The Lebanase Army has been stepping up efforts to prevent Sunni Muslim fighters from Syria entering Lebanese border towns. Last month, the northern town of Arsal was the scene of the deadliest spillover of fighting in the three-year-old civil war in Syria.
The rise of hardline militants in Syria such as Islamic State presents a shared foe for Shi'ite Iran and its enemies, Sunni Saudi Arabia and the United States.
"The Islamic Republic decided to give a military grant to the Lebanese Army," Supreme National Security Council Director Ali Shamkhani told reporters in Beirut.
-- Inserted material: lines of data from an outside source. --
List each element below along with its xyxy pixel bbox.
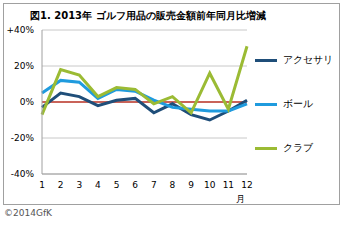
svg-text:-20%: -20% (11, 133, 35, 143)
svg-text:月: 月 (236, 194, 245, 204)
html-text:©2014GfK: ©2014GfK (4, 208, 52, 218)
html-text:図1. 2013年 ゴルフ用品の販売金額前年同月比増減: 図1. 2013年 ゴルフ用品の販売金額前年同月比増減 (30, 10, 266, 21)
html-text:アクセサリ: アクセサリ (283, 54, 333, 65)
svg-text:3: 3 (76, 180, 82, 190)
svg-text:0%: 0% (20, 97, 35, 107)
svg-text:9: 9 (188, 180, 194, 190)
svg-text:4: 4 (95, 180, 101, 190)
svg-text:11: 11 (223, 180, 234, 190)
html-text:ボール: ボール (283, 98, 313, 109)
svg-text:10: 10 (204, 180, 216, 190)
svg-text:-40%: -40% (11, 169, 35, 179)
svg-text:2: 2 (58, 180, 64, 190)
svg-text:20%: 20% (14, 61, 34, 71)
html-text:クラブ: クラブ (283, 142, 313, 153)
svg-text:5: 5 (114, 180, 120, 190)
svg-text:1: 1 (39, 180, 45, 190)
svg-text:12: 12 (241, 180, 252, 190)
svg-text:7: 7 (151, 180, 157, 190)
svg-text:8: 8 (170, 180, 176, 190)
svg-text:6: 6 (132, 180, 138, 190)
svg-text:+40%: +40% (8, 25, 34, 35)
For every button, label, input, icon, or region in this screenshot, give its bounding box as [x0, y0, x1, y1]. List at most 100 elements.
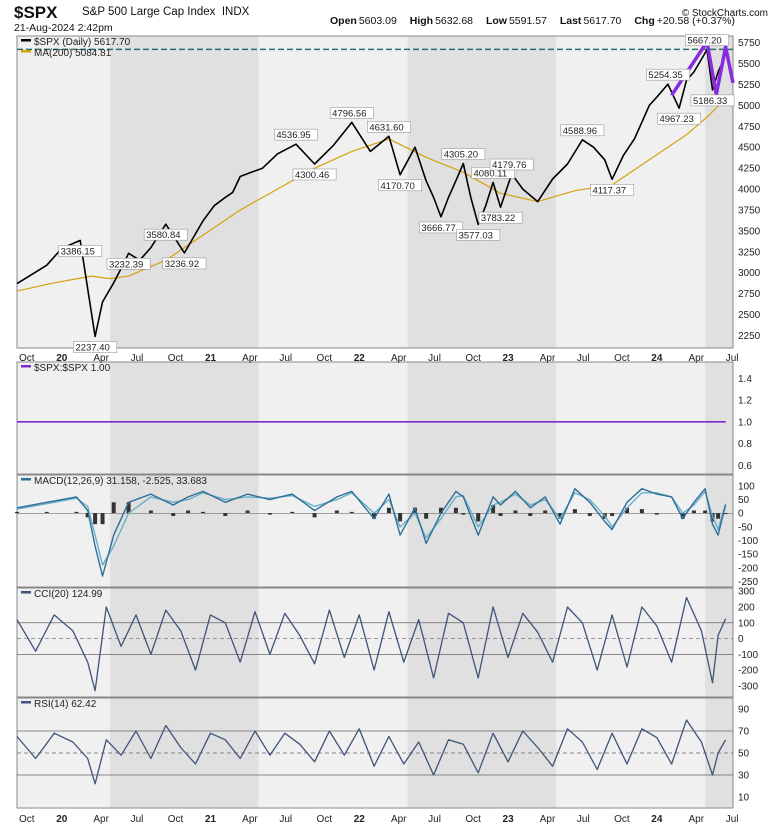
price-annotation-box: [657, 112, 701, 125]
macd-histogram-bar: [267, 513, 272, 515]
time-axis-label: Jul: [279, 814, 292, 825]
macd-y-tick-label: -50: [738, 522, 753, 533]
ratio-legend-label: $SPX:$SPX 1.00: [34, 363, 111, 374]
background-band: [295, 475, 334, 587]
macd-histogram-bar: [476, 513, 481, 522]
background-band: [147, 475, 185, 587]
time-axis-label: 20: [56, 353, 68, 364]
time-axis-label: 24: [651, 353, 663, 364]
macd-histogram-bar: [372, 513, 377, 519]
background-band: [481, 475, 520, 587]
background-band: [72, 36, 110, 348]
price-legend-swatch: [21, 50, 31, 53]
low-label: Low: [485, 15, 507, 27]
index-name: S&P 500 Large Cap Index INDX: [82, 6, 249, 18]
macd-histogram-bar: [703, 510, 708, 514]
time-axis-label: Jul: [577, 353, 590, 364]
price-annotation-box: [646, 68, 690, 81]
time-axis-label: Oct: [614, 814, 630, 825]
time-axis-label: Apr: [242, 814, 258, 825]
rsi-y-tick-label: 50: [738, 749, 750, 760]
ticker-symbol: $SPX: [14, 3, 58, 22]
rsi-legend-swatch: [21, 701, 31, 704]
background-band: [295, 36, 334, 348]
time-axis-label: Oct: [317, 814, 333, 825]
background-band: [147, 36, 185, 348]
price-y-tick-label: 4500: [738, 143, 761, 154]
macd-histogram-bar: [126, 502, 131, 514]
background-band: [630, 362, 668, 474]
price-annotation-label: 4080.11: [473, 168, 507, 179]
price-annotation-label: 3577.03: [459, 230, 493, 241]
background-band: [370, 362, 408, 474]
price-y-tick-label: 3750: [738, 205, 761, 216]
macd-histogram-bar: [572, 509, 577, 514]
macd-histogram-bar: [245, 510, 250, 514]
macd-histogram-bar: [290, 511, 295, 514]
cci-y-tick-label: 100: [738, 618, 755, 629]
ratio-y-tick-label: 1.0: [738, 417, 752, 428]
low-value: 5591.57: [508, 15, 547, 27]
macd-histogram-bar: [624, 507, 629, 514]
price-annotation-label: 2237.40: [76, 343, 110, 354]
price-annotation-box: [73, 341, 118, 353]
price-annotation-box: [329, 107, 374, 119]
macd-histogram-bar: [148, 510, 153, 514]
price-annotation-label: 4179.76: [492, 160, 526, 171]
macd-histogram-bar: [44, 511, 49, 514]
chart-header: $SPX S&P 500 Large Cap Index INDX 21-Aug…: [0, 0, 780, 36]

He did not say what the grant would include. A diplomatic source said the Iranian defense minister would soon ask his Lebanese counterpart for a list of weapons needed by the army.
Shamkhani is meeting Lebanese officials, including the Prime Minister Tamman Salam and Speaker Nabih Berri.
Sunni Muslim militants in Syria and their allies in Lebanon accuse the Lebanese army of working with Hezbollah, the Iranian-funded Shi'ite movement that has sent fighters to help Syrian President Bashar al-Assad's forces.